The window memory is allocated in response to operating system
calls made by the executing application through the application
program interface (API) of the operating systems 40. Other calls
can also be made by the application to specify various window
decorations and to establish callbacks to the application upon user
manipulation of the associated window decorations.
[0043] With each call to create a window, the operating system 40
adds a list entry to the tree structured window list. The logical
root of this window list is the desktop or root window of the
operating system 40. Typically, a single word of data, utilized as
a pointer to the root window list entry of the tree structured
list, is stored in a root window pointer location 62. The root
pointer is initialized to point to a root window list entry.
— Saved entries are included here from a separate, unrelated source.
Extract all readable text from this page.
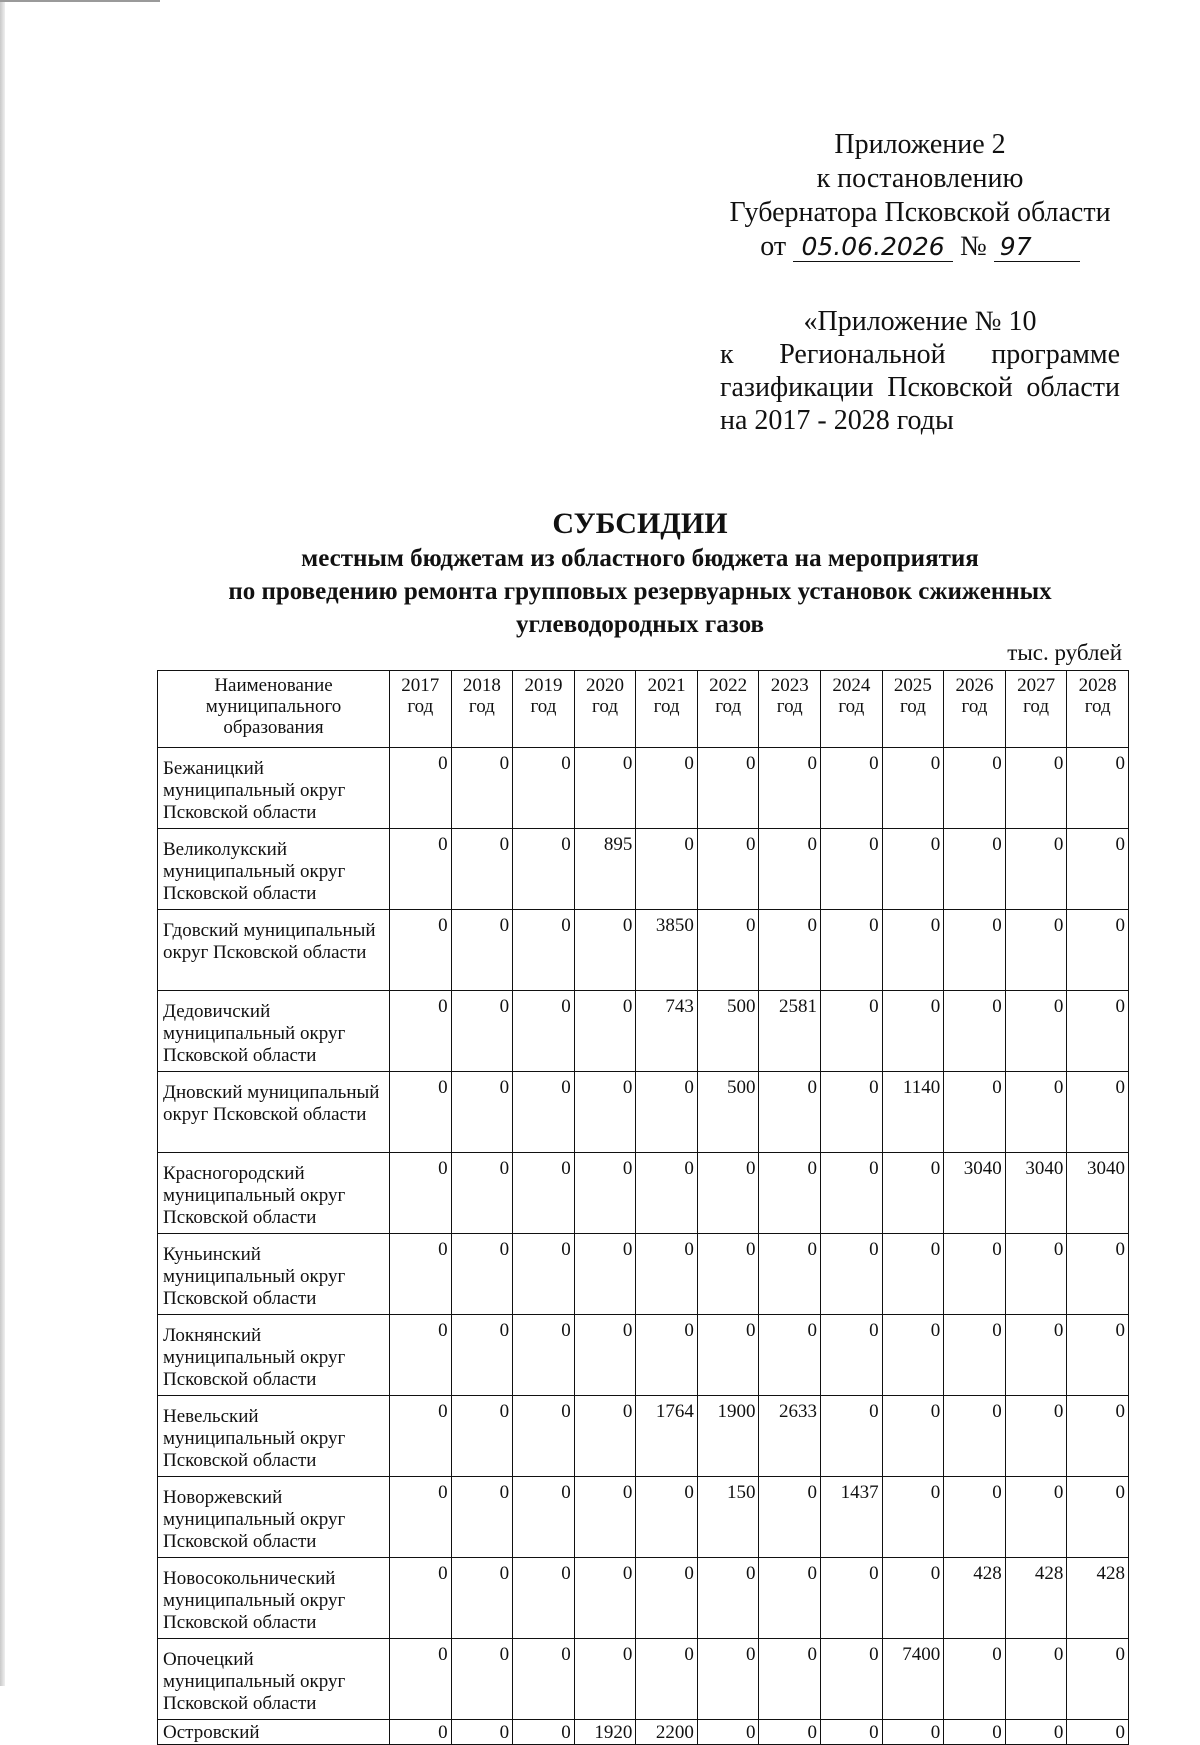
Приложение 2
к постановлению
Губернатора Псковской области
от 05.06.2026 № 97
«Приложение № 10
к Региональной программе
газификации Псковской области
на 2017 - 2028 годы
СУБСИДИИ
местным бюджетам из областного бюджета на мероприятия
по проведению ремонта групповых резервуарных установок сжиженных
углеводородных газов
тыс. рублей
Наименование муниципального образования	2017 год	2018 год	2019 год	2020 год	2021 год	2022 год	2023 год	2024 год	2025 год	2026 год	2027 год	2028 год
Бежаницкий муниципальный округ Псковской области	0	0	0	0	0	0	0	0	0	0	0	0
Великолукский муниципальный округ Псковской области	0	0	0	895	0	0	0	0	0	0	0	0
Гдовский муниципальный округ Псковской области	0	0	0	0	3850	0	0	0	0	0	0	0
Дедовичский муниципальный округ Псковской области	0	0	0	0	743	500	2581	0	0	0	0	0
Дновский муниципальный округ Псковской области	0	0	0	0	0	500	0	0	1140	0	0	0
Красногородский муниципальный округ Псковской области	0	0	0	0	0	0	0	0	0	3040	3040	3040
Куньинский муниципальный округ Псковской области	0	0	0	0	0	0	0	0	0	0	0	0
Локнянский муниципальный округ Псковской области	0	0	0	0	0	0	0	0	0	0	0	0
Невельский муниципальный округ Псковской области	0	0	0	0	1764	1900	2633	0	0	0	0	0
Новоржевский муниципальный округ Псковской области	0	0	0	0	0	150	0	1437	0	0	0	0
Новосокольнический муниципальный округ Псковской области	0	0	0	0	0	0	0	0	0	428	428	428
Опочецкий муниципальный округ Псковской области	0	0	0	0	0	0	0	0	7400	0	0	0
Островский	0	0	0	1920	2200	0	0	0	0	0	0	0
The
root window entry, like all other tree structured window list
entries, typically includes structure links sufficient to allow a
linked list type traversal of the tree structured window list by
the operating system 40. Traversals of the window list are
performed by the operating system 40 to determine window boundaries
and visibility in connection with display update events, for
example.
[0044] Each entry in the window list also provides storage for a
pointer reference to the base of a window memory space
W.sub.1-W.sub.n, existent within a corresponding application
42.sub.1-42.sub.n. Thus, as each application window W.sub.1-W.sub.n
is created, additional window list entries are allocated and linked
below the root window to form the tree structured window list. By
the ordered linkage of the entries, a hierarchical relation is
established representing the desired display window hierarchy over
the root or desktop window.
[0045] Another data word is separately stored by the operating
system 40 in an active window pointer location 64. The pointer
reference stored in the location 64 may be a pointer into the
application entry list 60 or directly to a particular application
in memory. This referenced application is identified as the
currently executing foreground application. As such, the
application is also the one application that currently has the
input focus of the operating system 40. Any other applications may
continue to effectively execute in the background as supported by
the operating system 40, at least until user input is provided. In
general, the application that is executing within the window with
input focus receives normal keyboard and mouse input data. Events
that are specified to change the input focus, such as a mouse click
in another window, may shift the input focus to another window and
therefore direct input to another application. With each change in
input focus, the pointer stored in the active window pointer
location 64 is correspondingly updated to reference the new active
foreground executing application.
[0046] Finally, the operating system 42 preferably provides for the
storage of a drawing routine table 66. This table 66 is utilized as
a jump table permitting integration of a device specific display
driver with the virtual display drawing operations internally
supported by the operating system 40. In the preferred embodiment,
an executing application 42.sub.1-42.sub.n may issue an series of
virtualized API drawing command calls to the operating system 40.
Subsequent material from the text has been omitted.